Les professionnels sont invités à repérer des facteurs de risque
prénataux et périnataux, génétiques, environnementaux et liés au
tempérament et à la personnalité. Pour exemple sont évoqués à propos de
jeunes enfants « des traits de caractère tels que la froideur affective, la tendance à la manipulation, le cynisme » et la notion « d'héritabilité (génétique) du trouble des conduites ». Le rapport insiste sur le dépistage à 36 mois des signes suivants : « indocilité, hétéroagressivité, faible contrôle émotionnel, impulsivité, indice de moralité bas », etc. Faudra-t-il aller dénicher à la crèche les voleurs de cubes ou les babilleurs mythomanes ? […]

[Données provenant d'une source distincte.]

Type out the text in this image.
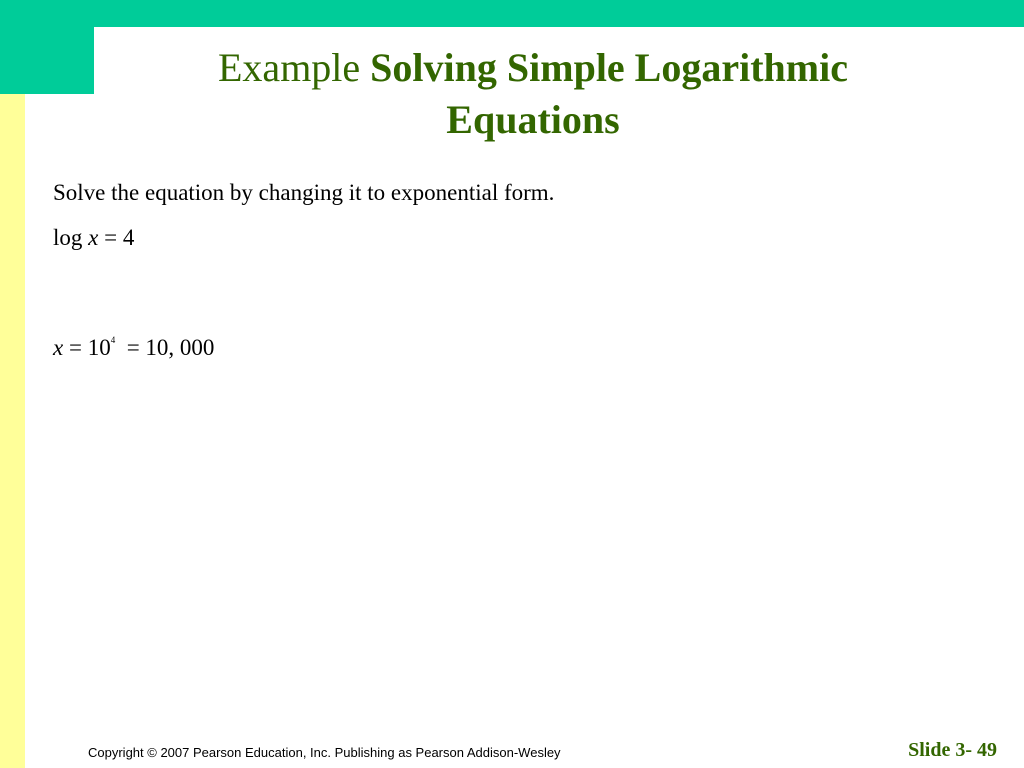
Example Solving Simple Logarithmic
Equations
Solve the equation by changing it to exponential form.
log x = 4
$x = 10^4 = 10$, 000
Copyright © 2007 Pearson Education, Inc. Publishing as Pearson Addison-Wesley	Slide 3- 49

En stigmatisant comme pathologique toute manifestation vive
d’opposition inhérente au développement psychique de l’enfant, en
isolant les symptômes de leur signification dans le parcours de chacun,
en les considérant comme facteurs prédictifs de délinquance, l’abord du
développement singulier de l’être humain est nié et la pensée soignante
robotisée. [...] Cette
expertise INSERM intervient précisément au moment où plusieurs rapports
sont rendus publics au sujet de la prévention de la délinquance. On y
lit notamment des propositions visant à dépister dès les trois
premières années de leur vie les enfants dont l’« instabilité émotionnelle (impulsivité, intolérance aux frustrations, non maîtrise de notre langue) (va) engendrer cette violence et venir alimenter les faits de délinquance ».
On assiste dès lors, sous couvert de « caution scientifique », à la
tentative d’instrumentalisation des pratiques de soins dans le champ
pédopsychiatrique à des fins de sécurité et d’ordre public. Le risque de dérive
est patent : la détection systématique d’enfants « agités » dans les
crèches, les écoles maternelles, au prétexte d’endiguer leur
délinquance future, pourrait transformer ces établissements de lieux
d’accueil ou d’éducation en lieux de traque aux yeux des parents,
mettant en péril leur vocation sociale et le concept-même de prévention.